Il y en a qui ne sont pas non plus dans des cogitations de luttes… Il ne s’agit pas de dire « quand on veut, on peut ». C’est un savant mélange : il y a ceux qui veulent, ceux qui peuvent, ceux qui ne peuvent pas, ceux qui ont envie de réfléchir et de lutter, ceux qui estiment qu’avoir un métier, que fonder une famille, c’est déjà bien… Il y a ceux qui pensent la lutte, il y a ceux qui luttent vraiment, ceux qui passent à l’acte. On n’est pas tous fabriqués pareil. Tu fais avec ça. Quoiqu’il en soit, il y a les conditions mais il y a aussi ceux qui, on ne sait pas pourquoi, à l’échelle de ce qu’ils sont, arrivent à galvaniser… Il suffit de regarder les luttes qu’il y a pu avoir dans nos pays respectifs : il y a toujours quelqu’un qui se lève, comme Rosa Parks dans un bus, et qui dit « Non ! ». C’est pas son « non » qui change tout, c’est que tout était déjà là. Son « non », c’est juste l’étincelle. Moi j’attends le jour où en banlieue… Un jour, il va y avoir un leader, j’en suis sûre. Il va y avoir un leader…

Ou une leadeuse…
Homme, femme, on s’en fout ! Il va y en avoir un, comme Malcolm X, comme Martin Luther King… Pour l’instant, vu qu’on est des communautés très éclatées, très éparses, il n’y a pas de sédiment. Le sédiment, ça va être la génération qui vient. Ils vont tous parler français, ils seront tous métèques et peu importe, ce ne sera pas trop grave de savoir d’où ils viennent. Tous métèques. À partir de là, ça sera beaucoup plus unifié… Il y aura un leader. J’en suis sûre. Je suis sûre qu’en France peuvent émerger des vraies luttes, avec de vrais leaders. Aux Antilles, il y en a un, Domota, un leader naturel. En banlieue, il n’y en a pas. Il y en a qui essayent, qui ont envie, mais ça n’intéresse pas, personne ne suit.

Comment, d’après toi, Domota a créé un tel engouement ?
Je ne sais pas, je pense que c’est parce qu’il lutte depuis très longtemps. C’est un syndicaliste de la première heure. Naturellement, c’est lui qui est monté au créneau avec le LKP. Il était déjà là.

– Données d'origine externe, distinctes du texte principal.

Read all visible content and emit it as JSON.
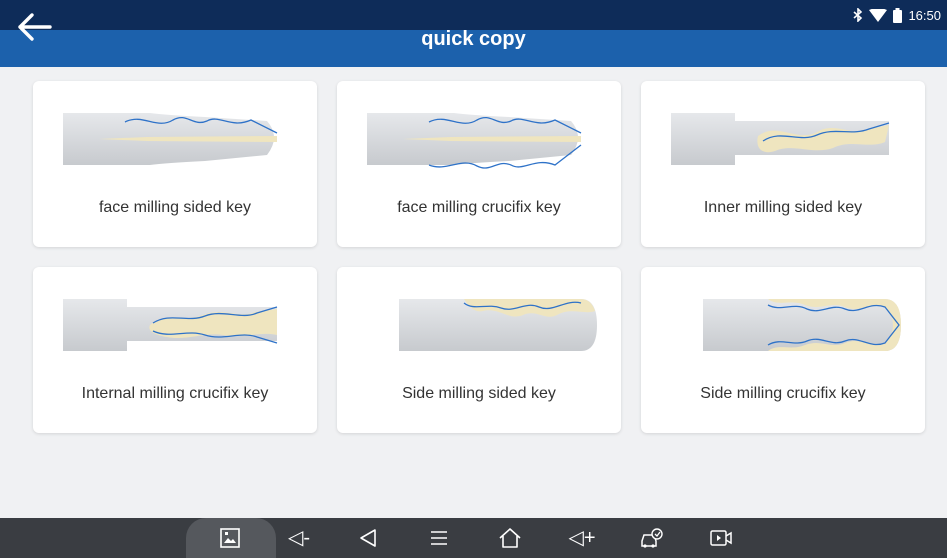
{
  "status": {
    "time": "16:50",
    "icons": [
      "bluetooth-icon",
      "wifi-icon",
      "battery-icon"
    ]
  },
  "header": {
    "title": "quick copy",
    "back_icon": "arrow-left-icon"
  },
  "cards": [
    {
      "label": "face milling sided key",
      "icon": "face-milling-sided-key-icon"
    },
    {
      "label": "face milling crucifix key",
      "icon": "face-milling-crucifix-key-icon"
    },
    {
      "label": "Inner milling sided key",
      "icon": "inner-milling-sided-key-icon"
    },
    {
      "label": "Internal milling crucifix key",
      "icon": "internal-milling-crucifix-key-icon"
    },
    {
      "label": "Side milling sided key",
      "icon": "side-milling-sided-key-icon"
    },
    {
      "label": "Side milling crucifix key",
      "icon": "side-milling-crucifix-key-icon"
    }
  ],
  "navbar": {
    "vol_down": "◁-",
    "vol_up": "◁+",
    "icons": [
      "screenshot-icon",
      "volume-down-icon",
      "back-icon",
      "menu-icon",
      "home-icon",
      "volume-up-icon",
      "vehicle-diagnostic-icon",
      "screen-record-icon"
    ]
  },
  "colors": {
    "header": "#1c61ac",
    "status_bar": "#0e2c59",
    "background": "#f0f1f3",
    "key_cut": "#efe5bf",
    "key_line": "#2e72c8",
    "nav_bar": "#3a3d42"
  }
}
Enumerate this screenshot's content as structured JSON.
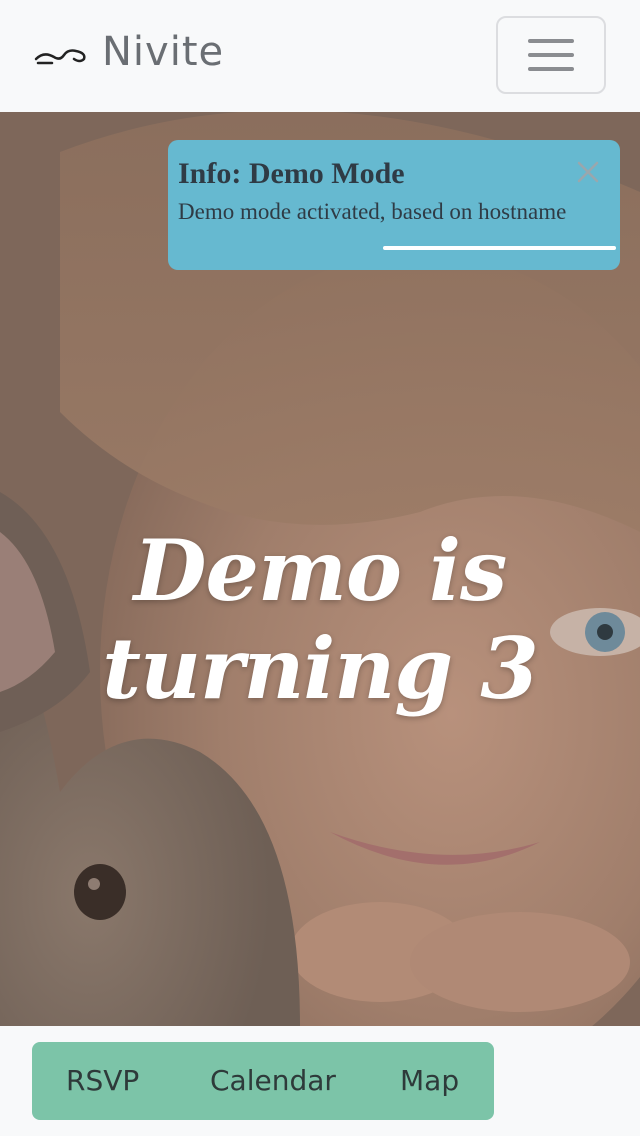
{
  "navbar": {
    "brand": "Nivite",
    "logo_icon": "swirl-logo-icon",
    "menu_icon": "hamburger-menu-icon"
  },
  "toast": {
    "title": "Info: Demo Mode",
    "message": "Demo mode activated, based on hostname",
    "close_icon": "close-icon",
    "background": "#66b9d0",
    "progress": 0.52
  },
  "hero": {
    "title_line1": "Demo is",
    "title_line2": "turning 3"
  },
  "actions": {
    "background": "#7cc4a8",
    "items": [
      {
        "label": "RSVP"
      },
      {
        "label": "Calendar"
      },
      {
        "label": "Map"
      }
    ]
  }
}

Peut-être qu’il est déjà là notre leader des quartiers…
Oui, je pense. Il est quelque part, dans une fac, quelque part… J’en suis sûre. L’histoire de l’immigration de la France, c’est très jeune. C’est l’histoire de la colonisation qui est longue. On est en train de muter de cette histoire-là à une histoire de l’immigration. Ça a quoi ? Quarante ans ? C’est rien, c’est rien du tout. Pour les générations suivantes, il n’y aura pas de double culture qui tienne. Ils sont métèques, ils sont Noirs, ils sont Arabes, ils sont mélangés, ils sont ce que tu veux, mais ils sont Français. C’est comme les Antillais. La banlieue, c’est des nations créoles. Ils parlent la même langue et, si ça se trouve, ils prieront le même dieu bientôt. On ne pourra pas leur refuser d’être Français. Nous, on est encore piqués au vif. On connaît nos histoires : « Putain, ils nous ont déjà fait ça chez nous et ils nous font ça ici ! ». Mais eux, il n’y aura pas de ça. Là, ça va vraiment être intéressant.

Interview : Stella Magliani-Belkacem.